Presentation and contribution to publication of ‘Infinite Variations; Radical Strategies’ with Design + Make programmme directors.

The AA’s satellite campus out in Hooke Park, Dorset is the headquarters of the Design + Make Program and operates as a laboratory for Architectural Research through 1:1 fabrication. In an environment that combines, forest, studio, workshop and building site, the large scale fabrication facilities act as a testing ground where students devote time to advanced speculative research through a hands-on approach. Designing and building architecture in the woods: within an idyllic forest ecosystem that is both material library and site, the program explores how natural materials, craft knowledge and new technologies elicit exciting and unpredictable architectures whilst implying a deep connection between site, species of trees and construct. It provokes a critical approach to designing and manufacturing – one which encourages a symbiotic relationship with the variability found in nature.
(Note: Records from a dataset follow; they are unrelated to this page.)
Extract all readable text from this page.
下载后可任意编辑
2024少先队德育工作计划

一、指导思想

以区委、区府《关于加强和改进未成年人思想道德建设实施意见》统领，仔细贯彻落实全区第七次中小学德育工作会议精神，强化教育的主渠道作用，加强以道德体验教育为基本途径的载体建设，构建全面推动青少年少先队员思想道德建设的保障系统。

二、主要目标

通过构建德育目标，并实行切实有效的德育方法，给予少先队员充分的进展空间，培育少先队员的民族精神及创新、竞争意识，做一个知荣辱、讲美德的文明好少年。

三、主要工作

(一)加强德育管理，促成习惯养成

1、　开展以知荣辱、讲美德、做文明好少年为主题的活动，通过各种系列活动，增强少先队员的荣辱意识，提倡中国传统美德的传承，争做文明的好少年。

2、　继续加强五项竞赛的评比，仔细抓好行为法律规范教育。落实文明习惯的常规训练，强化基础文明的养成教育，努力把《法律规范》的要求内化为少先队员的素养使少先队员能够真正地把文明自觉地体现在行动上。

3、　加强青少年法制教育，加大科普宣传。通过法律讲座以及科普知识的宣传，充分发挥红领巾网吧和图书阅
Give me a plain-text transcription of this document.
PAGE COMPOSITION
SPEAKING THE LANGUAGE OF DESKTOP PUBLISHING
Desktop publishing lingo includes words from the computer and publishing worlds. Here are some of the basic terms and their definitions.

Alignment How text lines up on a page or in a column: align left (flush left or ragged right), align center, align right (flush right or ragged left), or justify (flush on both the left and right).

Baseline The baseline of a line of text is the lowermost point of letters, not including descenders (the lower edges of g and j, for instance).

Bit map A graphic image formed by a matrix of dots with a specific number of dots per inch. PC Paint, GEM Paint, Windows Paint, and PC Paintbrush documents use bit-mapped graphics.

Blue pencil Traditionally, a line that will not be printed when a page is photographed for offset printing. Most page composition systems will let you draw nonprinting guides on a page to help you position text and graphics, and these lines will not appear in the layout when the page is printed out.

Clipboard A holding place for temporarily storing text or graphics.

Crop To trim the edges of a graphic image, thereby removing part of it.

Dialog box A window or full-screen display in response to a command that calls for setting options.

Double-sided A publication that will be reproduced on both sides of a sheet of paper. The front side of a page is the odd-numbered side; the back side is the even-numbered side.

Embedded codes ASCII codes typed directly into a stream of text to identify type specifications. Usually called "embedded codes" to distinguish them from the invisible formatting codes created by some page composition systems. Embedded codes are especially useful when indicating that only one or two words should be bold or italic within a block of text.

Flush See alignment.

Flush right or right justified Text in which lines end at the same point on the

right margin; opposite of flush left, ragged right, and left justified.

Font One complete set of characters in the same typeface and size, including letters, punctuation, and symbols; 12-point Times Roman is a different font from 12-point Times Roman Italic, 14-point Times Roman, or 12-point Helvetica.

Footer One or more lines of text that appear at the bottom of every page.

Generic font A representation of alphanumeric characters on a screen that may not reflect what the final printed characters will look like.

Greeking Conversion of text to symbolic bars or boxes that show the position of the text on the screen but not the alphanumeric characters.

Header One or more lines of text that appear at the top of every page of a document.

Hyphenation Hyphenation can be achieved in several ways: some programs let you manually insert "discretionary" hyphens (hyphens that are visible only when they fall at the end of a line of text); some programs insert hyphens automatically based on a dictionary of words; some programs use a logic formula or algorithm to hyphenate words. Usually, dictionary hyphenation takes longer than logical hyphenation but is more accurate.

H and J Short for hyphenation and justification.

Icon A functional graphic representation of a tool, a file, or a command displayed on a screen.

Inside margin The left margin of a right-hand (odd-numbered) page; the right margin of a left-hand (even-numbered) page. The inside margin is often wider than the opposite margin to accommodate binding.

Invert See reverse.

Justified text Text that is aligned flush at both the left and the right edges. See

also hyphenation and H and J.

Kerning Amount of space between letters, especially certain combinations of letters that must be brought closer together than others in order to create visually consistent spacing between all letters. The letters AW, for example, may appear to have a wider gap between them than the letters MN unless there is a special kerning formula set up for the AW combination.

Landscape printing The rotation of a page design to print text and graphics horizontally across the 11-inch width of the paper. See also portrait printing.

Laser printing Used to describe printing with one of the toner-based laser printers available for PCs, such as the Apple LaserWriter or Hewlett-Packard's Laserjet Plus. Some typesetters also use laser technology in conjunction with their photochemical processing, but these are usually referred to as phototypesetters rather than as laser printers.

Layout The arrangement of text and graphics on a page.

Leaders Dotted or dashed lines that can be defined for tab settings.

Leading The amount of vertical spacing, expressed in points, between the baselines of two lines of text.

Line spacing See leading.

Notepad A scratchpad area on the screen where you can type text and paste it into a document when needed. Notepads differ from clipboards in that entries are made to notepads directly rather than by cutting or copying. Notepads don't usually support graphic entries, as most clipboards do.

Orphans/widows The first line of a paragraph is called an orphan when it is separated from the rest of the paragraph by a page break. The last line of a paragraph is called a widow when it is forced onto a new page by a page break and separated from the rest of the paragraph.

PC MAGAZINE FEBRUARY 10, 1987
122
Design + Make’s position, embedded within the forest, nurtures the students’ attitude towards design, imbuing it with an expanded sense of material implications. They are exposed to the long-term investment of time and energy required for timber growth and the forestry processes required to manage it. This living material is formed by its spatial and environmental conditions and the management of a forest is in many ways an act of design, where it is possible to guide the structure of the trees it contains. In this way design thinking begins under the canopy of the forest itself. The forest’s delicate experiential qualities are due in no small part to its infinite variability, and rather than merely a context for the work, the forest itself with its material and structural diversity becomes the inspiration for a way of working.

Digital design and fabrication tools are often used to develop nonstandard series of components from standardized materials. Timber is usually considered as a rectilinear material, often reduced to sheets, planks or beams before having a complexity returned to it by milling procedures. And yet, trees already present a naturally formed nonstandard series – each wholly unique. The D+M program provokes an alternative conception of material form in which inherent irregular geometries are actively exploited by non-standard technologies.

The paper’s full text can be found in the conference’s publication.

Bringing together pioneers in design and making within architecture, construction, engineering, manufacturing, materials technology and computation, Fabricate is a triennial international conference hosted by UCL and ICD Stuttgart.